4. Rapat Dewan Kelompok Kepentingan Balai Perempuan
a. Rapat Dewan Kelompok Kepentingan Balai Perempuan dilaksanakan sekurang-
kurangnya 1 (satu) bulan sekali.
b. Rapat Dewan Kelompok Kepentingan Balai Perempuan dihadiri oleh Dewan
Kelompok Kepentingan Balai Perempuan, Sekretaris Balai dan undangan yang
dianggap perlu.
c. Rapat Dewan Kelompok Kepentingan Balai Perempuan dianggap sah apabila
dihadiri oleh sekurang-kurangnya 2/3 (dua per tiga) dari semua anggota Dewan
Kelompok Kepentingan Balai Perempuan.
d. Apabila kuorum tidak terpenuhi, maka Rapat dewan kelompok kepentingan balai
perempuan ditunda 1x1 (satu kali satu) jam, dan setelah perpanjangan waktu
Rapat dinyatakan kuorum.
e. Pengambilan keputusan Dewan Kelompok Kepentingan Balai Perempuan
dianggap sah apabila disetujui oleh ½ (setengah) + 1 (satu) dari anggota Dewan
Kelompok Kepentingan Balai Perempuan yang hadir.
Pasal 36
Rapat Pengurus
1. Rapat pengurus adalah rapat antara presidium atau dewan kelompok kepentingan
dengan pimpinan sekretariat,
2. Rapat pengurus merupakan forum pengambilan keputusan di tingkatannya,
3. Rapat pengurus dilakukan sekurang-kurangnya 2 (dua) kali dalam setahun.
Pasal 37
Rapat Sekretariat
1. Rapat Pleno adalah Rapat Kesekretariatan yang dipimpin oleh Sekretaris Jenderal di
tingkat Nasional, Sekretaris Wilayah di tingkat Wilayah, Sekretaris Cabang di tingkat
Cabang, Sekretaris Balai di tingkat Balai Perempuan yang diikuti oleh seluruh
Perangkat Kesekretariatan di tingkatnya untuk mengkordinasikan Pelaksanaaan
Program Koalisi Perempuan Indonesia .
2. Rapat Kelompok Kerja (Pokja) adalah Rapat yang dipimpin oleh Koordinator Pokja
untuk membahas tugas, fungsi dan strategi pelaksanaan program kerja.

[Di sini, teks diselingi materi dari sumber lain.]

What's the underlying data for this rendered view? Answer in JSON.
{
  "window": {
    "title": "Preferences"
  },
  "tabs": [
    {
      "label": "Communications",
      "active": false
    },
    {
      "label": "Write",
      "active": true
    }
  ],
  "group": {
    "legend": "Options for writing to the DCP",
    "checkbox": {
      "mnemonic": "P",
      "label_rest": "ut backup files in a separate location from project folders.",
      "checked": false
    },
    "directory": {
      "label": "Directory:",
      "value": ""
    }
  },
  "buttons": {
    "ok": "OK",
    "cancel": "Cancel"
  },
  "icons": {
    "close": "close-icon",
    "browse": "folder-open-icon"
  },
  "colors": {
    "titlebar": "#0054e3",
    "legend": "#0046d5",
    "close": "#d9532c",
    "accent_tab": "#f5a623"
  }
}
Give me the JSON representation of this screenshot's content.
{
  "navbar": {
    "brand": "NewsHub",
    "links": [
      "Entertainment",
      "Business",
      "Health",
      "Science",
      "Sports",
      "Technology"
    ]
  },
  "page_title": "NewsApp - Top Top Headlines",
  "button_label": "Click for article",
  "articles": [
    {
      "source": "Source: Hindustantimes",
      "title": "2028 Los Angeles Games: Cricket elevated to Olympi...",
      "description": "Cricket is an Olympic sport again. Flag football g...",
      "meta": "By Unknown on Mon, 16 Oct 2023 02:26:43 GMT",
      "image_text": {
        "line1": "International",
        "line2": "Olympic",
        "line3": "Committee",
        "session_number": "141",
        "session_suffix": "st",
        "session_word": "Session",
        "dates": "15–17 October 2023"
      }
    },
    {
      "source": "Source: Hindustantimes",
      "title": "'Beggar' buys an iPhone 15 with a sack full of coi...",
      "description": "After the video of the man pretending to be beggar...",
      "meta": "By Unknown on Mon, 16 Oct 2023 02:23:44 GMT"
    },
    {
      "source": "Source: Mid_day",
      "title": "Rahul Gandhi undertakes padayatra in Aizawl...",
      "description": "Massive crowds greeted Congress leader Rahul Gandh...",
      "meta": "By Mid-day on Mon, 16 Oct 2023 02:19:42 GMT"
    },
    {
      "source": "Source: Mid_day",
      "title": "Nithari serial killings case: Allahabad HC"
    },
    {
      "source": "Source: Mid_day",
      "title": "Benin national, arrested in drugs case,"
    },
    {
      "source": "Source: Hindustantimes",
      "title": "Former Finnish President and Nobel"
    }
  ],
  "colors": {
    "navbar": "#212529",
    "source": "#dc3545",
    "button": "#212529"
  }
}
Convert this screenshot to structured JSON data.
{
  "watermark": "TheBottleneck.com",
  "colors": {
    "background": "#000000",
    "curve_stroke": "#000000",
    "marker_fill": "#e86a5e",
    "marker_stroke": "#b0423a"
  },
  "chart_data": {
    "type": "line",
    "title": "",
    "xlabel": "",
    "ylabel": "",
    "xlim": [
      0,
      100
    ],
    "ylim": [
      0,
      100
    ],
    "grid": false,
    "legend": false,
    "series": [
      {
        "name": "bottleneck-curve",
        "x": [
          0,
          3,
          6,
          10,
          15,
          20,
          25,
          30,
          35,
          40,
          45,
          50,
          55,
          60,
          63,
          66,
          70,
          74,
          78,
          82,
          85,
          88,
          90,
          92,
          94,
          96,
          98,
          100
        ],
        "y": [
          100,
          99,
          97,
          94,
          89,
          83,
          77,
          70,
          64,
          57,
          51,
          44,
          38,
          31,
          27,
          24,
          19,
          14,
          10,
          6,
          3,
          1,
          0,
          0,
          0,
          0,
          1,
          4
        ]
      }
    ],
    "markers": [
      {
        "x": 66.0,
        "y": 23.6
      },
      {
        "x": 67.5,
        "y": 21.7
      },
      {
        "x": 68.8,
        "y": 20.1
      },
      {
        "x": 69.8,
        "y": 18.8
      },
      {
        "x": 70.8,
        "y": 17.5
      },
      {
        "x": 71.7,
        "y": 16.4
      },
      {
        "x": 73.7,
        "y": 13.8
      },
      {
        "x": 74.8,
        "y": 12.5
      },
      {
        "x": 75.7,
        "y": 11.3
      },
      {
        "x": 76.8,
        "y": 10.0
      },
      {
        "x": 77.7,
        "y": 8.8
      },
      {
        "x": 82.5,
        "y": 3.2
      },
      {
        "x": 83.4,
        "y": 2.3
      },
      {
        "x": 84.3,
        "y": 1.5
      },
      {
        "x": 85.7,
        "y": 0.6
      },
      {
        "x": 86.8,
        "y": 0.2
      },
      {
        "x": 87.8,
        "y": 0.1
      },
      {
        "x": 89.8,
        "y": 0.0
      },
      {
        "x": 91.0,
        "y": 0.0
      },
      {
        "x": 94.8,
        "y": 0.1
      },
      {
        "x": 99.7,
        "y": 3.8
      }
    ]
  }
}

3. Rapat Divisi adalah Rapat yang dipimpin oleh Koordinator Divisi untuk membahas
pelaksanaan tugas dan fungsi masing-masing anggota dalam Divisi,
4. Tata cara Rapat Sekretariat akan diatur selanjutnya dalam Standard Operasional
Prosedur (SOP) Koalisi Perempuan Indonesia.
Pasal 38
Rapat Koordinasi
1. Rapat Kelompok Kepentingan
a. Rapat Koordinasi Kelompok Kepentingan dihadiri oleh Presidium Nasional,
Presidium Wilayah, Dewan Kelompok Kepentingan Cabang, Dewan Kelompok
Kepentingan Balai Perempuan serta dihadiri juga oleh Koordinator Divisi yang
bersangkutan (Kelompok Kepentingan) serta undangan-undangan yang dianggap
perlu.
b. Rapat Koordinasi Kelompok Kepentingan dilaksanakan sesuai dengan kebutuhan
berdasarkan keputusan Rapat Pengurus atau Rapat Kerja di tingkatannya.
c. Rapat Kelompok Kepentingan untuk pengambilan keputusan dianggap sah apabila
dihadiri oleh sekurang-kurangnya 2/3 (dua per tiga) dari semua Peserta yang
diundang.
d. Pengambilan Keputusan Rapat Kelompok Kepentingan dianggap sah apabila
disetujui oleh ½ (setengah) + 1 (satu) dari Peserta rapat yang hadir.
e. Sekretariat bertanggung jawab memfasilitasi Rapat Kelompok Kepentingan sesuai
dengan tingkatannya.
f. Penanggung jawab Rapat Kelompok Kepentingan adalah Presidium Kelompok
Kepentingan yang bersangkutan di tingkat Nasional atau Wilayah atau Dewan
Kelompok Kepentingan Cabang atau Dewan Kelompok Kepentingan Balai
Perempuan.
2. Rapat Lintas Kelompok Kepentingan
a. Rapat Lintas Kelompok Kepentingan dihadiri oleh Presidium Kelompok
Kepentingan di tingkat Nasional, Wilayah, Dewan Kelompok Kepentingan
Cabang, Dewan Kelompok Kepentingan Balai Perempuan dan dihadiri oleh
Koordinator Divisi yang bersangkutan serta undangan-undangan yang dianggap
perlu.
b. Rapat Lintas Kelompok Kepentingan dilaksanakan sesuai dengan kebutuhan
c. Rapat Lintas Kelompok Kepentingan untuk membangun kesepakatan dianggap
sah apabila dihadiri oleh sekurang-kurangnya 2/3 (dua per tiga) dari seluruh
peserta yang diundang.
d. Kesepakatan yang diambil dalam Rapat Lintas Kelompok Kepentingan dianggap
sah apabila disetujui oleh ½ (setengah) + 1 (satu) dari peserta rapat.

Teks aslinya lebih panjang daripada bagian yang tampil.